My personal favourite parts (aside from the girls kissing) are some of the adult supporting characters. Anna Wilson-Jones is one of the teachers at the school and I’ve been a fan of hers since she played the ex-girlfriend in Spaced. Another fav of mine is Colin Salmon, who plays the principal of the school. He was excellent in the second Prime Suspect and a total wanker in the eighth series of Bad Girls. Katy Carmichael is also a joy and quite different from Twist, the character she played in Spaced.

The chief differences between this show and Buffy are: nudity, sex and language, which they have in Britain, as well as characters having tongues when they kiss. Hey, at least they’re keeping it real. Also, the storyline takes the entire series to play out rather than the let’s-kill-the-monster episodic storylines of Buffy.

One thing that drives me crazy (other than the repeated mispronunciation of “nephilim”) is that the ghost, while brilliantly played, can touch things with no problem, but not people.
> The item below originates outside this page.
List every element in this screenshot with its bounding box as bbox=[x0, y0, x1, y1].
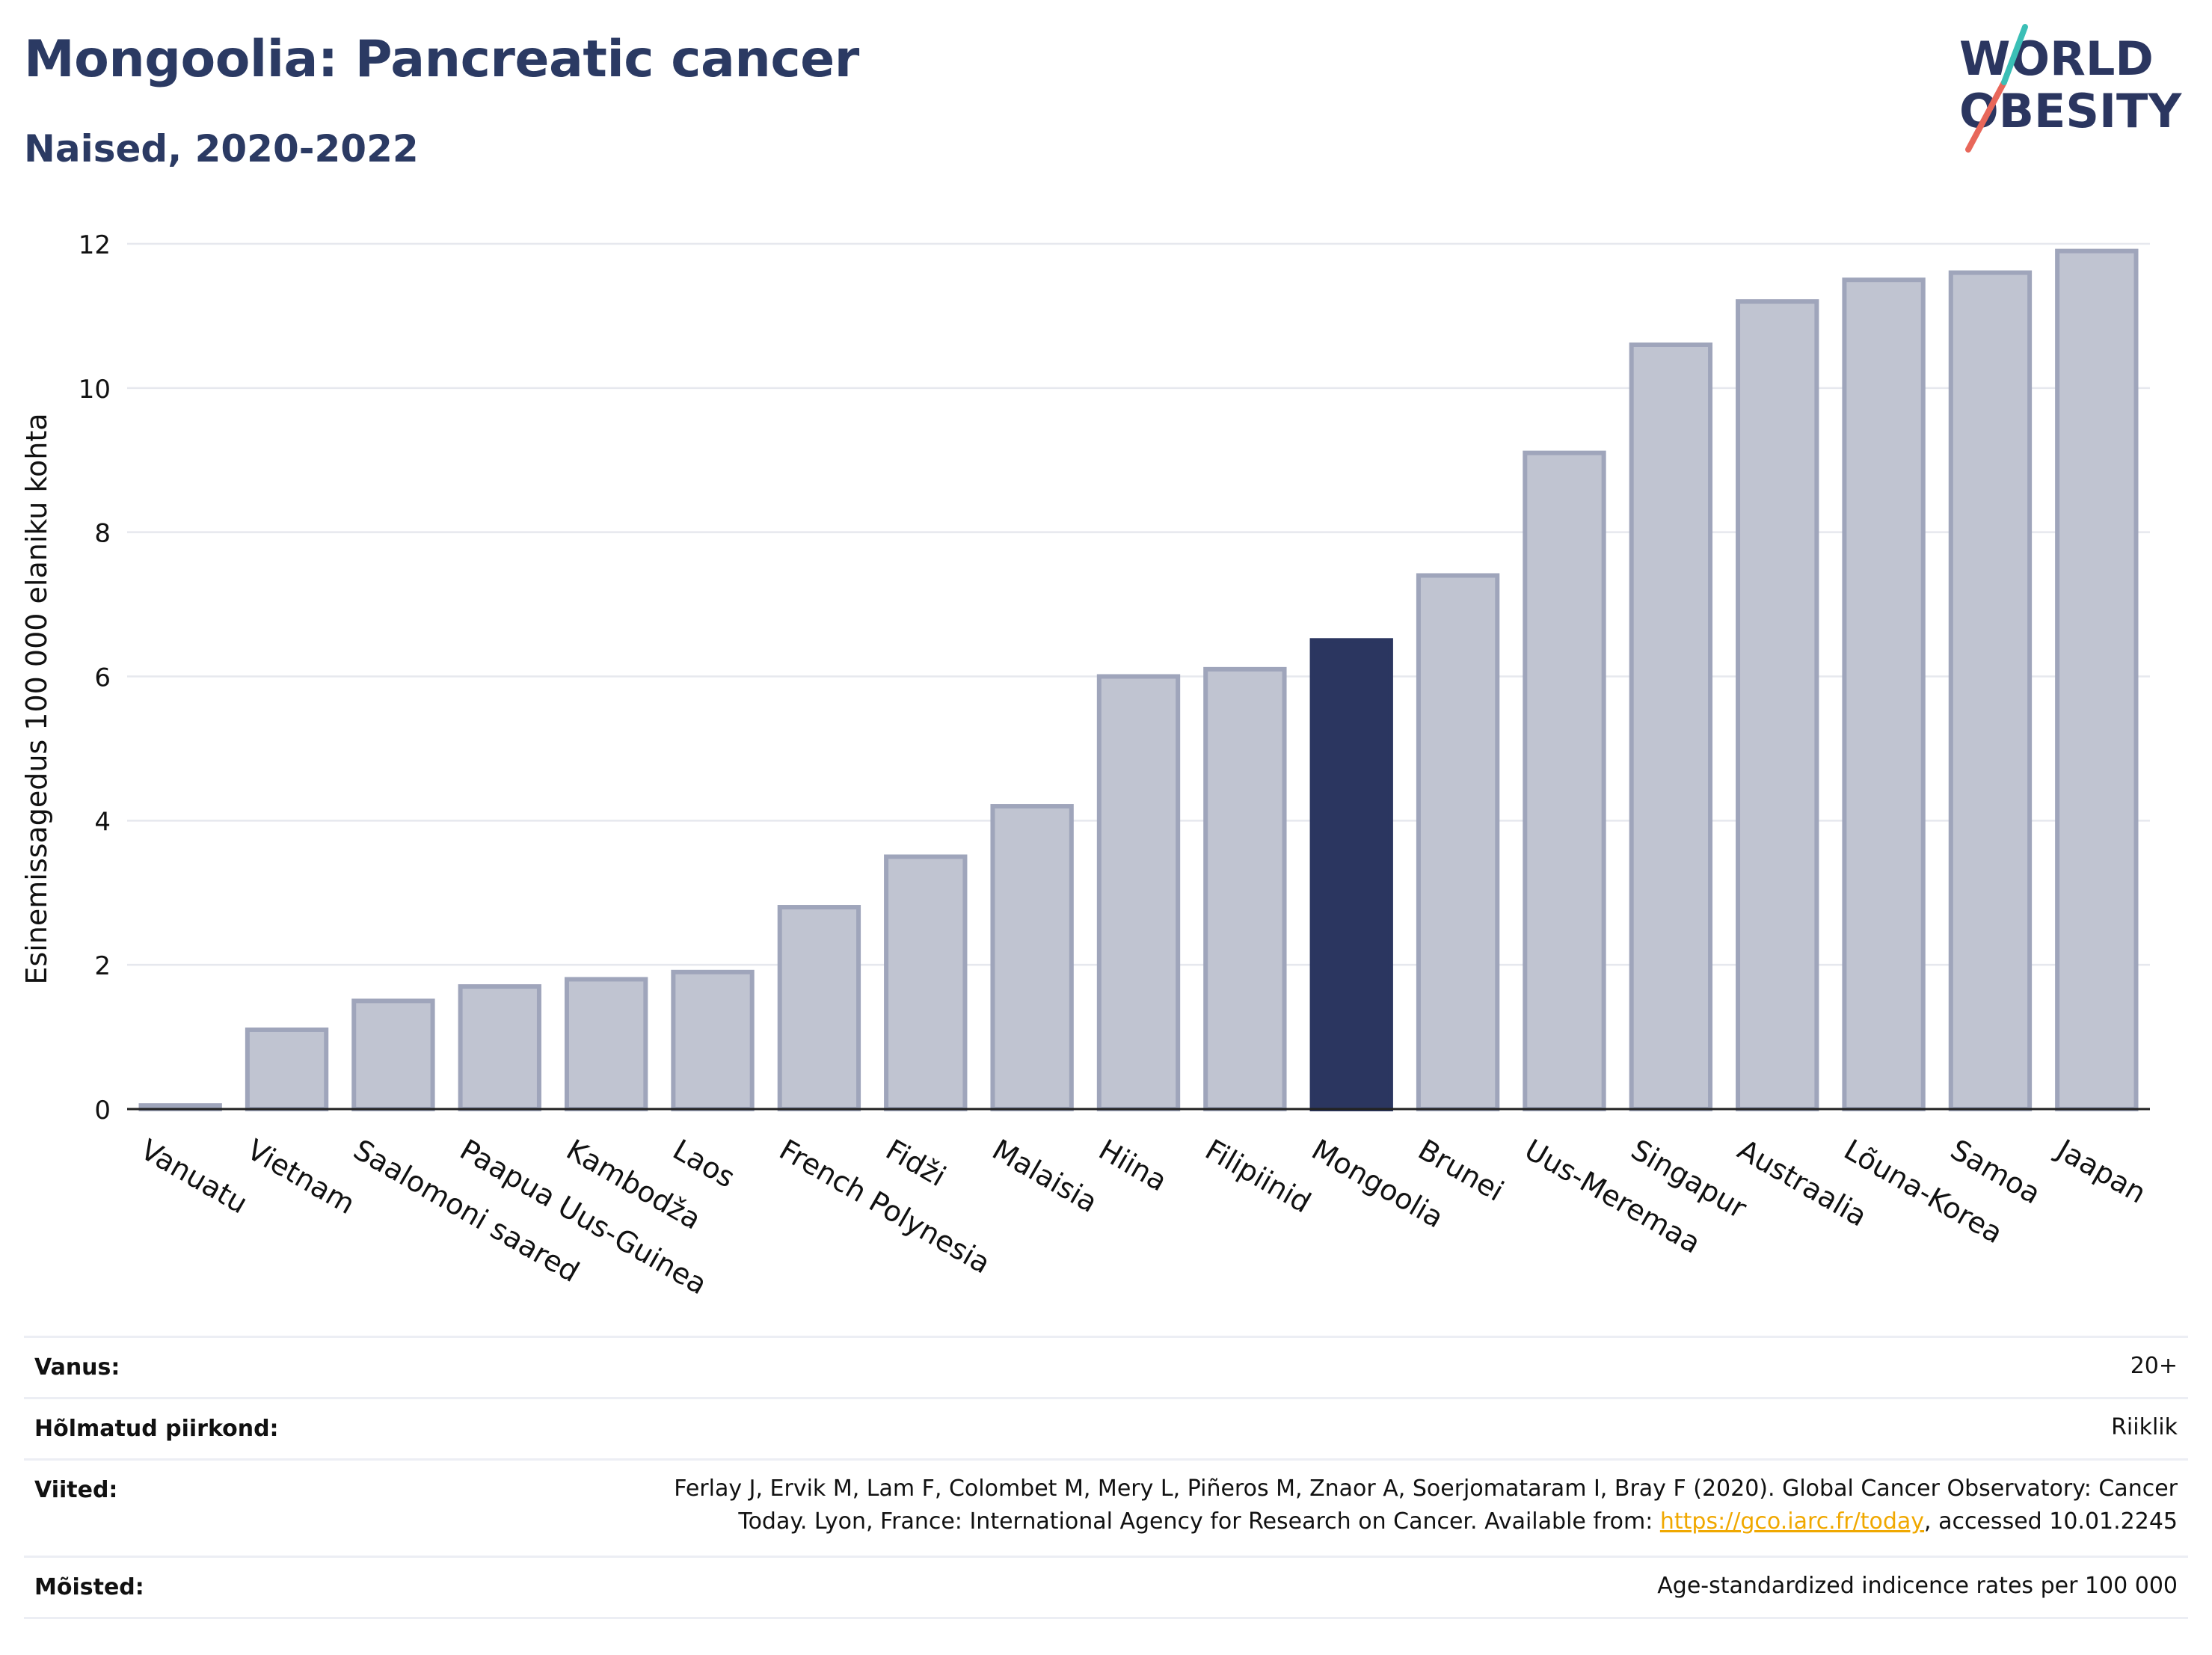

I know it’s just a bit of fun, but explain how an entity can use the same hairbrush a living person does but cannot also touch that person.
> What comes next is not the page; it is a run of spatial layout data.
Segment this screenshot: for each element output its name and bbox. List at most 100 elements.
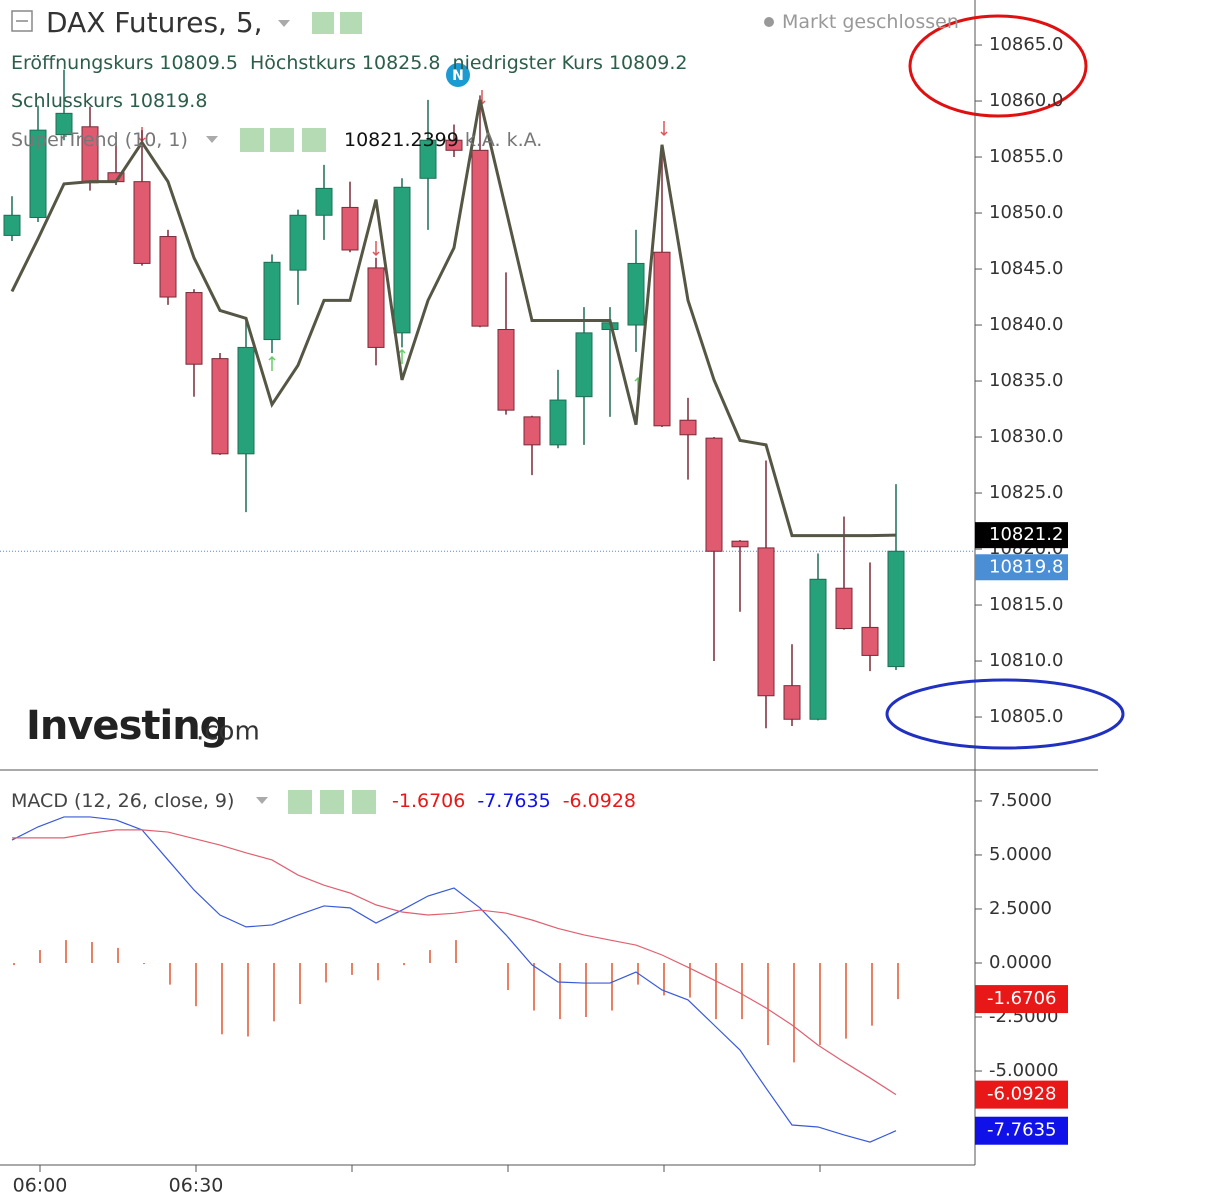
event-marker[interactable]	[446, 63, 470, 87]
watermark: Investing	[26, 703, 227, 749]
candle-body	[471, 149, 489, 327]
icon-settings[interactable]	[270, 128, 294, 152]
icon-settings[interactable]	[340, 12, 362, 34]
candle-body	[445, 139, 463, 151]
y-tick-label: 10845.0	[989, 258, 1063, 279]
buy-arrow	[268, 355, 276, 371]
event-marker-label: N	[452, 68, 464, 84]
candle-body	[861, 626, 879, 656]
highlight-ellipse	[908, 14, 1088, 118]
candle-body	[3, 214, 21, 236]
watermark-suffix: .com	[196, 717, 260, 747]
dropdown[interactable]	[206, 136, 218, 143]
macd-title: MACD (12, 26, close, 9)	[11, 790, 235, 812]
close-value: 10819.8	[128, 90, 208, 112]
y-tick-label: 10835.0	[989, 370, 1063, 391]
price-label: 10819.8	[989, 556, 1063, 577]
candle-body	[887, 550, 905, 668]
indicator-value: 10821.2399	[344, 129, 459, 151]
y-tick-label: 10860.0	[989, 90, 1063, 111]
y-tick-label: 10840.0	[989, 314, 1063, 335]
high-label: Höchstkurs	[250, 52, 356, 74]
low-value: 10809.2	[608, 52, 688, 74]
candle-body	[341, 206, 359, 251]
indicator-values: 10821.2399 k.A. k.A.	[344, 129, 548, 151]
y-tick-label: 10855.0	[989, 146, 1063, 167]
y-tick-label: 10805.0	[989, 706, 1063, 727]
candle-body	[757, 547, 775, 697]
macd-line	[11, 816, 897, 1143]
value-label-bg	[975, 1116, 1068, 1145]
status-dot	[764, 17, 774, 27]
candle-body	[211, 358, 229, 455]
price-label-bg	[975, 554, 1068, 581]
indicator-na: k.A.	[506, 129, 543, 151]
indicator-name: SuperTrend (10, 1)	[11, 129, 188, 151]
candle-body	[315, 187, 333, 216]
candle-body	[731, 540, 749, 548]
candle-body	[835, 587, 853, 630]
candle-body	[29, 129, 47, 219]
y-tick-label: 7.5000	[989, 790, 1052, 811]
legend-value: -7.7635	[477, 790, 551, 812]
icon-remove[interactable]	[352, 790, 376, 814]
candle-body	[185, 292, 203, 365]
icon-settings[interactable]	[320, 790, 344, 814]
sell-arrow	[372, 241, 380, 257]
icon-eye[interactable]	[240, 128, 264, 152]
candle-body	[653, 251, 671, 427]
y-tick-label: 10815.0	[989, 594, 1063, 615]
high-value: 10825.8	[361, 52, 441, 74]
y-tick-label: 10825.0	[989, 482, 1063, 503]
icon-eye[interactable]	[288, 790, 312, 814]
y-tick-label: 2.5000	[989, 898, 1052, 919]
candle-body	[237, 346, 255, 455]
indicator-na: k.A.	[464, 129, 501, 151]
candle-body	[575, 332, 593, 398]
close-row: Schlusskurs 10819.8	[11, 90, 213, 112]
y-tick-label: 10830.0	[989, 426, 1063, 447]
legend-value: -1.6706	[392, 790, 466, 812]
value-label: -1.6706	[987, 988, 1056, 1009]
dropdown[interactable]	[256, 797, 268, 804]
value-label: -7.7635	[987, 1120, 1056, 1141]
icon-eye[interactable]	[312, 12, 334, 34]
collapse-icon[interactable]	[11, 10, 33, 32]
macd-line	[12, 829, 897, 1096]
close-label: Schlusskurs	[11, 90, 123, 112]
supertrend-line	[10, 99, 897, 538]
candle-body	[809, 578, 827, 720]
market-status: Markt geschlossen	[782, 11, 959, 33]
candle-body	[627, 262, 645, 326]
open-label: Eröffnungskurs	[11, 52, 154, 74]
candle-body	[549, 399, 567, 446]
buy-arrow	[398, 348, 406, 364]
dropdown[interactable]	[278, 20, 290, 27]
candle-body	[783, 685, 801, 720]
candle-body	[367, 267, 385, 348]
candle-body	[393, 186, 411, 334]
value-label-bg	[975, 1080, 1068, 1109]
highlight-ellipse	[885, 678, 1125, 750]
chart-title: DAX Futures, 5,	[46, 6, 263, 39]
x-tick-label: 06:30	[169, 1175, 224, 1197]
y-tick-label: -5.0000	[989, 1060, 1058, 1081]
legend-value: -6.0928	[562, 790, 637, 812]
macd-values: -1.6706 -7.7635 -6.0928	[392, 790, 648, 812]
y-tick-label: 5.0000	[989, 844, 1052, 865]
candle-body	[705, 437, 723, 552]
x-tick-label: 06:00	[13, 1175, 68, 1197]
price-label: 10821.2	[989, 524, 1063, 545]
candle-body	[289, 214, 307, 271]
value-label: -6.0928	[987, 1084, 1056, 1105]
candle-body	[419, 139, 437, 179]
candle-body	[497, 329, 515, 411]
candle-body	[523, 416, 541, 446]
y-tick-label: 0.0000	[989, 952, 1052, 973]
candle-body	[263, 261, 281, 341]
candle-body	[159, 236, 177, 298]
value-label-bg	[975, 985, 1068, 1014]
icon-remove[interactable]	[302, 128, 326, 152]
That aside, it’s a pretty show to look at and a fun ride.

[The upper portion of this post is a repost from a previous blog. Original post date: 9 December, 2007. The following was added at posting:]

The lead actress in Hex (Claire Skinner) plays the governor of a prestigious university in England in Trinity.

This show only lasted one series of 8 episodes (a common length for British shows). It’s difficult to categorise. Drama, comedy, supernatural something, evil Americans running some sort of nefarious scheme through an upper-class club… Charles Dance was in it. He was great. The adults were fine, but the student characters were straight out of a stereotype machine. The last half hour of the final episode had me shouting, ‘NOW you get interesting?!’

So… watch it or don’t. But the scenery is nice. It was filmed at Dulwich College, London.


Black Books, How I Love Thee

by V. L. Craven


Because I have an unbelievably short attention span I have to be doing at least two things at once or else I can’t concentrate on anything. I’ve been working on adding notes and quotes from books to this site and that requires having something else happening in the background. Oh look, Black Books, the best show in the history of time. If you like books you must see this show. If you like British comedy, watch it. If neither of those things appeal to you I haven’t the foggiest why you’re reading my blog as we have nothing in common. Nothing, I tell you.

Of course, I’ve seen all three series many, many times, but it always makes me laugh. I watched it all a couple weeks ago, actually. So I thought I’d change it up a bit and put it on with the commentary, which is the three stars Dylan Moran, Bill Bailey and Tamsin Grieg talking about the show. Holy christ, I’ve been laughing my ass off. It’s mostly them saying, “Look how great/shite/thin/sick I look!”, talking about how great the extras were or bitching about how stupid the script is. (The show was written by Moran. I love people who can slag themselves off, which sounds naughty but isn’t.)

Of course, after this I’ll have to dig out my Dylan Moran CDs and Bill Bailey DVDs.

And I curse you people for only making three piddly series worth. In England, they hate themselves and they think everything they do is rubbish so they do stupidly short TV series–6 to 8 episodes per year is typical of comedies. Meanwhile, in the US they think everything they do is effing brilliant so they run some tired concept into the ground by doing a total of a hundred episodes when they ran out of steam aaaaages before.

More Black Books! Less Yank crap! (And I’m still pissed at the Brits for inventing Pop/American Idol. Don’t think brilliant shows like BB and Spaced gets you any slack.)